Allerdings muss man auch die Besucher im Blick behalten, die werden enttäuscht sein, dass sie die Objekte nicht sehen können, so dass man andere Wege finden muss, um sie weiter an das Haus zu binden. Und man muss die Mitarbeiter einbinden, damit sie sich engagieren und nicht andere Arbeitsplätze suchen.

Andererseits ist eine Schließung auch eine Chance, die man nicht ein zweites Mal bekommt. Man kann sich auf die Zukunft konzentrieren, neue Ideen gewichten und diskutieren. Man wird auf 100 neue Ideen kommen und dann die Schwierigkeit haben aus zu wählen und dabei die aus zu wählen die strategisch richtig sind. Per sagte, dass sie sich während der Schließung auf drei Punkte konzentriert haben:

  1. Vision und Charakteristika dieses Museums
  2. Strategisch wichtige Ausstellungen
  3. Neue Dauerausstellung

"Selfies – Now and Then" http://www.nationalmuseum.se/selfieseng
„Selfies – Now and Then“ http://www.nationalmuseum.se/selfieseng
Ein Punkt, der diskutiert wurde war, ob während der Schließung der Leihverkehr weiter bedient werden sollte. Es wurde dann beschlossen, ihn auf die Ausstellungen zu beschränken, die als strategisch wichtig eingestuft wurden. Dazu zählten dann zum Beispiel „Slow Art“, die schwedisches Design im Schwedischen Institut in Paris präsentierte https://paris.si.se/agenda/slow-art/ und die Ausstellung “Crossing Borders” http://www.nationalmuseum.se/sv/English-startpage/Exhibitions/Crossing-Borders-bra-collaboration-with-Swedavia/ deren Wert als Experiment hoch eingeschätzt wurde.

Was die neue Dauerausstellung betrifft, so soll der Schwerpunkt auf die besonders signifikanten Objekte der Sammlung gelegt und die Bereiche betont werden, in denen das Museum besonders gut aufgestellt ist. Aber er räumte auch ein: „Es ist nicht leicht, vielleicht tun wir zu viel, vielleicht sollten wir uns auf weniger konzentrieren und das besser machen“.
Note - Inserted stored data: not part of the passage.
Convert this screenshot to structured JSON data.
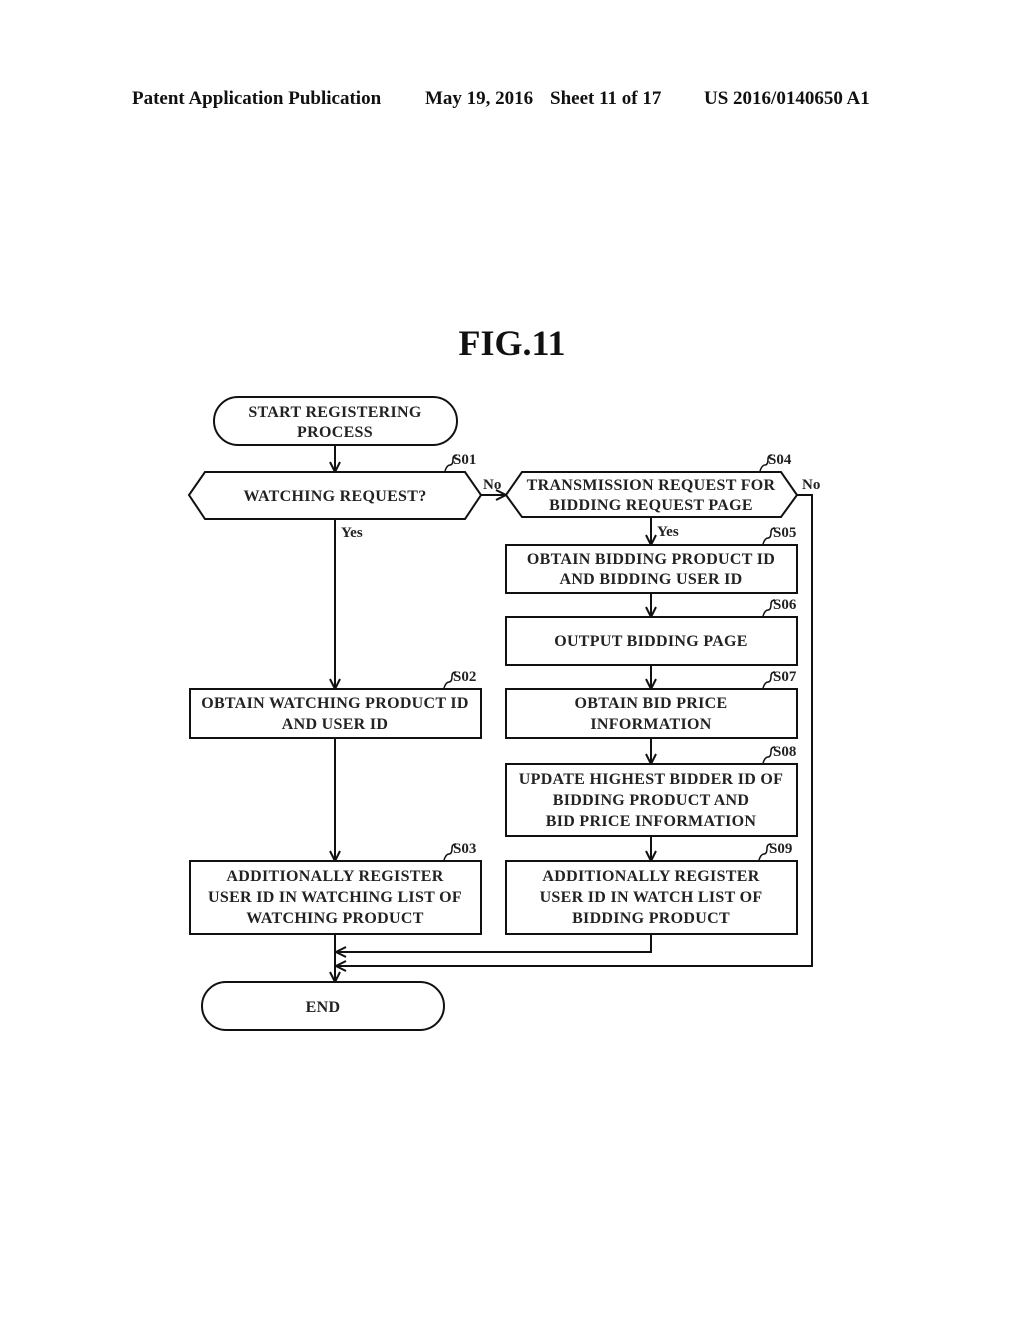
{
  "header": {
    "publication": "Patent Application Publication",
    "date": "May 19, 2016",
    "sheet": "Sheet 11 of 17",
    "number": "US 2016/0140650 A1"
  },
  "figure": {
    "title": "FIG.11"
  },
  "flowchart": {
    "start": {
      "lines": [
        "START REGISTERING",
        "PROCESS"
      ]
    },
    "end": {
      "lines": [
        "END"
      ]
    },
    "steps": {
      "S01": {
        "label": "S01",
        "type": "decision",
        "lines": [
          "WATCHING REQUEST?"
        ]
      },
      "S02": {
        "label": "S02",
        "type": "process",
        "lines": [
          "OBTAIN WATCHING PRODUCT ID",
          "AND USER ID"
        ]
      },
      "S03": {
        "label": "S03",
        "type": "process",
        "lines": [
          "ADDITIONALLY REGISTER",
          "USER ID IN WATCHING LIST OF",
          "WATCHING PRODUCT"
        ]
      },
      "S04": {
        "label": "S04",
        "type": "decision",
        "lines": [
          "TRANSMISSION REQUEST FOR",
          "BIDDING REQUEST PAGE"
        ]
      },
      "S05": {
        "label": "S05",
        "type": "process",
        "lines": [
          "OBTAIN BIDDING PRODUCT ID",
          "AND BIDDING USER ID"
        ]
      },
      "S06": {
        "label": "S06",
        "type": "process",
        "lines": [
          "OUTPUT BIDDING PAGE"
        ]
      },
      "S07": {
        "label": "S07",
        "type": "process",
        "lines": [
          "OBTAIN BID PRICE",
          "INFORMATION"
        ]
      },
      "S08": {
        "label": "S08",
        "type": "process",
        "lines": [
          "UPDATE HIGHEST BIDDER ID OF",
          "BIDDING PRODUCT AND",
          "BID PRICE INFORMATION"
        ]
      },
      "S09": {
        "label": "S09",
        "type": "process",
        "lines": [
          "ADDITIONALLY REGISTER",
          "USER ID IN WATCH LIST OF",
          "BIDDING PRODUCT"
        ]
      }
    },
    "branches": {
      "s01_yes": "Yes",
      "s01_no": "No",
      "s04_yes": "Yes",
      "s04_no": "No"
    },
    "edges": [
      {
        "from": "start",
        "to": "S01"
      },
      {
        "from": "S01",
        "to": "S02",
        "label": "Yes"
      },
      {
        "from": "S01",
        "to": "S04",
        "label": "No"
      },
      {
        "from": "S02",
        "to": "S03"
      },
      {
        "from": "S03",
        "to": "end"
      },
      {
        "from": "S04",
        "to": "S05",
        "label": "Yes"
      },
      {
        "from": "S04",
        "to": "end",
        "label": "No"
      },
      {
        "from": "S05",
        "to": "S06"
      },
      {
        "from": "S06",
        "to": "S07"
      },
      {
        "from": "S07",
        "to": "S08"
      },
      {
        "from": "S08",
        "to": "S09"
      },
      {
        "from": "S09",
        "to": "end"
      }
    ]
  }
}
Umzug des Magazins des Museums Islamischer Kunst in Qatar und die Herausforderungen die die Organisation eines neues Museums mit sich bringt

Atemberaubend waren die beiden Präsentationen von Marie-Astrid Martins und Nancy Konstantinou, die über die Herausforderungen sprachen, die das Sammlungs-Management und die Umstände eines Umzugs in der Golfregion mit sich bringen.
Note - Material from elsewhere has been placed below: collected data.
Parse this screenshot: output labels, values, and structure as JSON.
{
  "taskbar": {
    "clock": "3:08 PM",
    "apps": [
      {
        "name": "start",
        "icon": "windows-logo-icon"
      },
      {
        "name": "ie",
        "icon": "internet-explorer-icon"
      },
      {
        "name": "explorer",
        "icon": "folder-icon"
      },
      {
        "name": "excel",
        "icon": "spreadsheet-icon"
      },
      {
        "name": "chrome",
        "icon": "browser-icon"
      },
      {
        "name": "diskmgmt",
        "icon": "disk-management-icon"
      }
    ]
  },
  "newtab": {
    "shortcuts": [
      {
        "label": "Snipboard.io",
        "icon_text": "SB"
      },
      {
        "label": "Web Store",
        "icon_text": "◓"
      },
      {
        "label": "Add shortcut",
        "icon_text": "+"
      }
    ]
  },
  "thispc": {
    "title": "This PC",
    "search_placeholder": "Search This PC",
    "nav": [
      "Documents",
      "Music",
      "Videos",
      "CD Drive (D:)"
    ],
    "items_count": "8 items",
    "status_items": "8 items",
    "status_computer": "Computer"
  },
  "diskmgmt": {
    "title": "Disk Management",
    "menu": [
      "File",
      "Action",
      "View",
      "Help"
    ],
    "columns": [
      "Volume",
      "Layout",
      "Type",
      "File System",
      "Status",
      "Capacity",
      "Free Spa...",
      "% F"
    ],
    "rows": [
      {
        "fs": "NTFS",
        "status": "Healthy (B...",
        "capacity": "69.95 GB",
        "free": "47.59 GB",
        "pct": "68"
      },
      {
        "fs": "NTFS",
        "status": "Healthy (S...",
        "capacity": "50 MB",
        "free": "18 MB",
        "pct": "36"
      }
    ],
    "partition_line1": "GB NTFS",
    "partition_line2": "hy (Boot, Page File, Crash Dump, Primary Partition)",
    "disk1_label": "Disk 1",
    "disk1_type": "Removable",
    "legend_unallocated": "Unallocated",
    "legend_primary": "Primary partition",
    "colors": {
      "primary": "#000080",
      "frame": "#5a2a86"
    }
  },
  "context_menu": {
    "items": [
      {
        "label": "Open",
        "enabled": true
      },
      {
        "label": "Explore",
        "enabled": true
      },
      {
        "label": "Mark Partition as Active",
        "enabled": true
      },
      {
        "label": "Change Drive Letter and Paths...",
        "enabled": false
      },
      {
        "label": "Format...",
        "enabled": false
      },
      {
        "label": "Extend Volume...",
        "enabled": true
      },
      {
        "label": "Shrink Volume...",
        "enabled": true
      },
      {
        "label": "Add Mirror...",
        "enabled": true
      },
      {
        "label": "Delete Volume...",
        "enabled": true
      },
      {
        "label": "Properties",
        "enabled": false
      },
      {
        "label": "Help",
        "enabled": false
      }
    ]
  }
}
Um es kurz zu fassen: stellen Sie sich vor, Sie machen genau das, was Sie gerade jetzt in Ihrem Museum machen – nur dass es an diesem Platz zum ersten Mal geschieht. Alles was an Arbeitsabläufen und Methoden in einem nordeuropäischen oder amerikanischen Museum selbstverständlich ist, muss hier in Qatar erst einmal eingeführt werden – und das in einem extremen Klima, bei dem auch eine kurze Zeit ohne Klimatisierung enormen Schaden an den Objekten anrichten kann und mit einer Infrastruktur, die weit entfernt ist von der, an die man gewöhnt ist. Unnötig zu sagen, dass es nur wenige Versicherungen gibt, die bereit sind, dort etwas zu versichern und in Qatar gibt es bisher auch keine Staatshaftung. Die Formel dafür ist: „Die größte Herausforderung ist die, in der Wüste zu leben“. Aber die Museumsleute dort haben sich der Herausforderung gestellt und schafften es, die Sammlung in ein neu gebautes Museumsdepot mit 9.940 Quadratmetern Hochregal-Einheiten zu überführen. Hut ab vor Marie-Astrid, Nancy und ihren Kollegen!
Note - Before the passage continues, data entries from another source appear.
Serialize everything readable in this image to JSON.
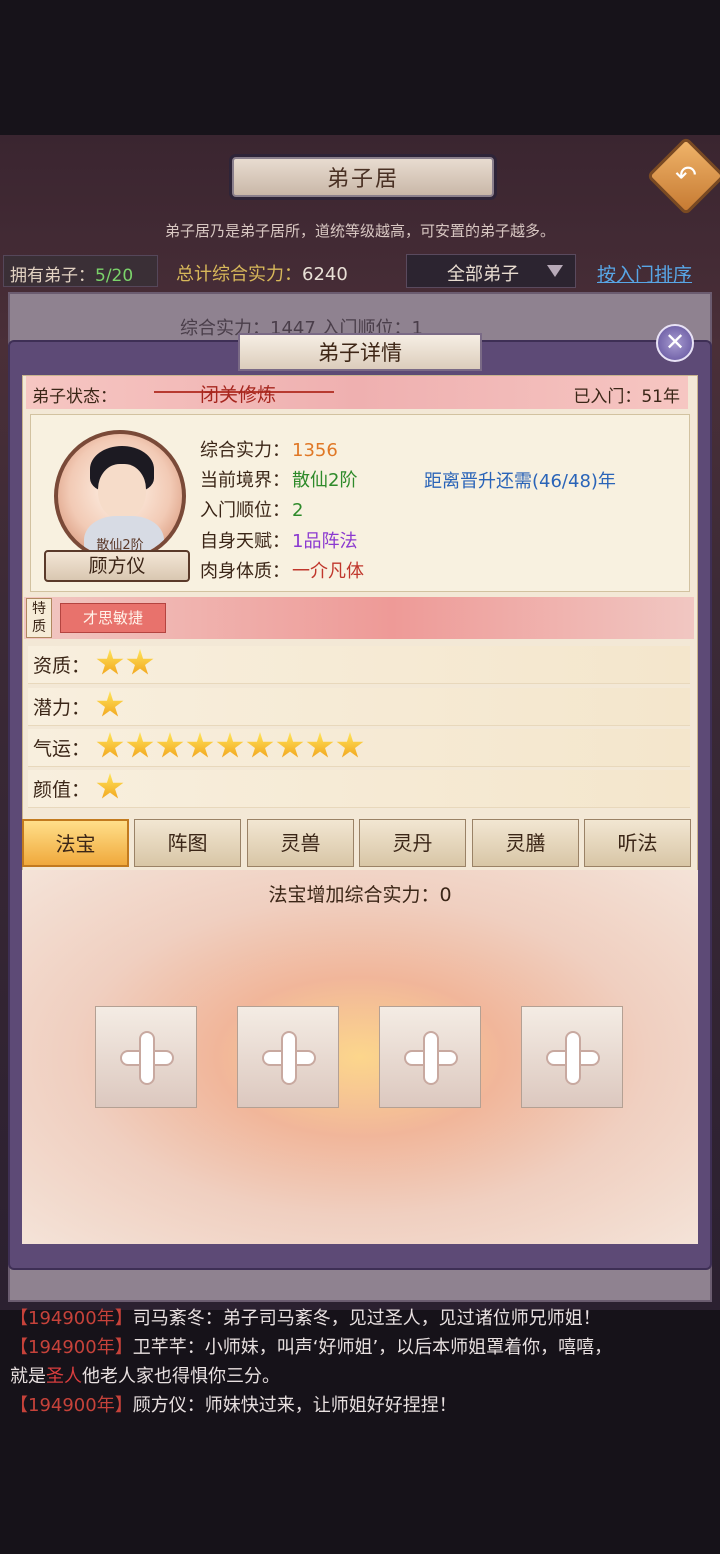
{
  "screen": {
    "title": "弟子居",
    "intro": "弟子居乃是弟子居所，道统等级越高，可安置的弟子越多。",
    "owned_label": "拥有弟子：",
    "owned_value": "5/20",
    "total_label": "总计综合实力：",
    "total_value": "6240",
    "filter_value": "全部弟子",
    "sort_link": "按入门排序",
    "peek_text": "综合实力：1447      入门顺位：1"
  },
  "modal": {
    "title": "弟子详情",
    "close_glyph": "✕",
    "status_label": "弟子状态：",
    "status_value": "闭关修炼",
    "joined": "已入门：51年",
    "disciple": {
      "name": "顾方仪",
      "realm_badge": "散仙2阶",
      "attrs": [
        {
          "label": "综合实力：",
          "value": "1356"
        },
        {
          "label": "当前境界：",
          "value": "散仙2阶"
        },
        {
          "label": "入门顺位：",
          "value": "2"
        },
        {
          "label": "自身天赋：",
          "value": "1品阵法"
        },
        {
          "label": "肉身体质：",
          "value": "一介凡体"
        }
      ],
      "promotion": "距离晋升还需(46/48)年"
    },
    "trait_tag": "特质",
    "trait": "才思敏捷",
    "ratings": [
      {
        "label": "资质：",
        "stars": 2
      },
      {
        "label": "潜力：",
        "stars": 1
      },
      {
        "label": "气运：",
        "stars": 9
      },
      {
        "label": "颜值：",
        "stars": 1
      }
    ],
    "tabs": [
      "法宝",
      "阵图",
      "灵兽",
      "灵丹",
      "灵膳",
      "听法"
    ],
    "active_tab": 0,
    "equip_title": "法宝增加综合实力：0"
  },
  "chat": [
    {
      "time": "【194900年】",
      "speaker": "司马紊冬",
      "text": "：弟子司马紊冬，见过圣人，见过诸位师兄师姐！"
    },
    {
      "time": "【194900年】",
      "speaker": "卫芊芊",
      "text": "：小师妹，叫声‘好师姐’，以后本师姐罩着你，嘻嘻，",
      "cont_pre": "就是",
      "cont_hi": "圣人",
      "cont_post": "他老人家也得惧你三分。"
    },
    {
      "time": "【194900年】",
      "speaker": "顾方仪",
      "text": "：师妹快过来，让师姐好好捏捏！"
    }
  ],
  "colors": {
    "accent_gold": "#f0a93c",
    "link_blue": "#58a6e6",
    "status_red": "#a6261e",
    "star": "#f1a21a"
  },
  "icons": [
    "back-arrow-icon",
    "close-icon",
    "dropdown-triangle-icon",
    "plus-icon",
    "star-icon"
  ]
}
Umsiedlung einer XXL-Sammlung – Man kann kein Omelette machen, ohne Eier zu zerschlagen

Es gab sicher keinen Vortrag bei der ERC 2014 bei dem ich öfter mit dem Kopf nickte, als bei dem von Joachim Hüber. Wahrscheinlich sah ich aus wie ein Wackel-Dackel…

The "move" as the black box between the old and the new storage.
Joachim Hüber: „Der Umzug“ als die große Unbekannte zwischen der momentanen und der zukünftigen Situation.
Joachim stellte fest, dass „der Umzug“ in der Regel als black box zwischen der Situation, die zum Umzug führt und dem neuen Domizil angesehen wird, bei dem natürlich alles nach den besten Vorbildern gebaut und eingerichtet wurde. Um dieses neue Gebäude machen sich der Architekt, der Museumsdirektor, der Abteilungsleiter Sammlungen, die Restauratoren, der Umzugs-Beauftragte und der Verantwortliche für Logistik viele Gedanken, während sich um den Umzug nur die beiden letzteren kümmern. Deshalb wird der Umzug oft unterschätzt und mit zu wenig Personal angegangen.

Joachim empfahl, immer im Blick zu behalten, dass es einen engen Zusammenhang zwischen dem Umzug der Sammlung und der Ausstattung der Lagerräume gibt, sodass es sich auszahlt, Synergieeffekte zu nutzen. Sehr oft wird einfach auch der Arbeitsumfang unterschätzt – extra Ressourcen sind hier unumgänglich. Es ist auch ganz entscheidend zu verstehen, dass in der Umzugszeit der Leihverkehr eingeschränkt werden muss und auch die Verfügbarkeit von Objekt im Haus begrenzt wird.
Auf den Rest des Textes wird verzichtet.